Le réseau HSBC France laisse la place au nouveau CCF
Après la technique, la pratique. Les essais se sont multipliés cet automne pour effectuer la bascule des comptes de HSBC France vers My Money group, appartenant au fonds Cerberus, qui a racheté le réseau français d’agences de la banque britannique en novembre 2021. Formalité administrative oblige, le week-end du 1ᵉʳ janvier 2024 a été choisi pour l’annonce formelle de la conclusion de la cession. Mais le gros du travail a consisté à tester la bascule informatique définitive afin que tout se déroule dans les meilleures conditions. Symbole de ce passage de relais, le nouveau logo est progressivement dévoilé sur le fronton des agences. Comme cela était souhaité en interne par le personnel historique du réseau, la marque CCF renaît de ses cendres, après avoir été abandonnée en 2000 lorsque la banque française avait été rachetée par le groupe britannique.

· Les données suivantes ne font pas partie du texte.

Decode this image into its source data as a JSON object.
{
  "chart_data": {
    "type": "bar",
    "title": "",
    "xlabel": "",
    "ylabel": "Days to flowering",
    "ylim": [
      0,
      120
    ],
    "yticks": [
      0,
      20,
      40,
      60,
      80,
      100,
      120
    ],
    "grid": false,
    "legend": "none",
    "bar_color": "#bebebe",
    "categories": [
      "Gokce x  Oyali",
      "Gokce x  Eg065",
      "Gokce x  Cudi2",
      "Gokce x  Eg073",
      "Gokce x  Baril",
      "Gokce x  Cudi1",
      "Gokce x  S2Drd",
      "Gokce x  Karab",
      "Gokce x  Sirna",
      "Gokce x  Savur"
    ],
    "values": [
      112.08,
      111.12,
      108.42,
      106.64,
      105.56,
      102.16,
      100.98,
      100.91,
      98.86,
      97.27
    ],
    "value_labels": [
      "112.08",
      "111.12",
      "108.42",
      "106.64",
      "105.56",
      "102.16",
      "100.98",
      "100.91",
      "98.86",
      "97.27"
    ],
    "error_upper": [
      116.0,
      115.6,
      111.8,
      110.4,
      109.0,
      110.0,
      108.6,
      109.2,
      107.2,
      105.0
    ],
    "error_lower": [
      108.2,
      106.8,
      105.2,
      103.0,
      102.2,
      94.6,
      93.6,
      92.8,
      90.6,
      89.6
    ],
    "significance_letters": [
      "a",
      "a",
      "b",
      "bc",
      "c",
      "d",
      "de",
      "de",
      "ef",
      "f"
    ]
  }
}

Ce retour aux sources ne s’est pas fait sans mal. Dès 2019, les premières informations concernant la vente par HSBC de son réseau français ont commencé à s’ébruiter dans la presse. Il aura fallu ensuite deux ans pour trouver un repreneur pour les 250 agences et 3.500 salariés, et trois ans encore pour que la cession devienne effective.
Banque patrimoniale
Entre-temps, HSBC a dû revoir ses ambitions à la baisse. Il y a cinq ans, la banque espérait bien retirer quelques centaines de millions d’euros de cette cession. Finalement, elle aura dû au contraire débourser 2 milliards d’euros pour se séparer de sa branche déficitaire. Les conditions de la cession ont même été revues en cours de route à cause de la remontée des taux. HSBC conserve ainsi dans ses comptes un portefeuille de 7 milliards d’euros de crédits immobiliers qui, à l’origine, auraient dû être inclus dans la transaction.
Le nouveau groupe entend maintenant se remettre en ordre de marche, en s’appuyant sur un nouveau système informatique moderne, alors que l’ancien avait été souvent décrié. Le retour de la marque CCF sonne comme un clin d’œil à la clientèle haut de gamme qui avait fait les beaux jours de la banque française à la fin des années 1990. Elle veut redevenir «une banque patrimoniale à taille humaine» avec «une offre de produits et de services renouvelés», comme elle le précise sur son site internet. Le mardi 2 janvier, les clients pourront avoir accès à leurs conseillers dans le courant de l’après-midi et le 3 janvier, ils pourront se rendre dans leur agence. Si tout s’est bien passé.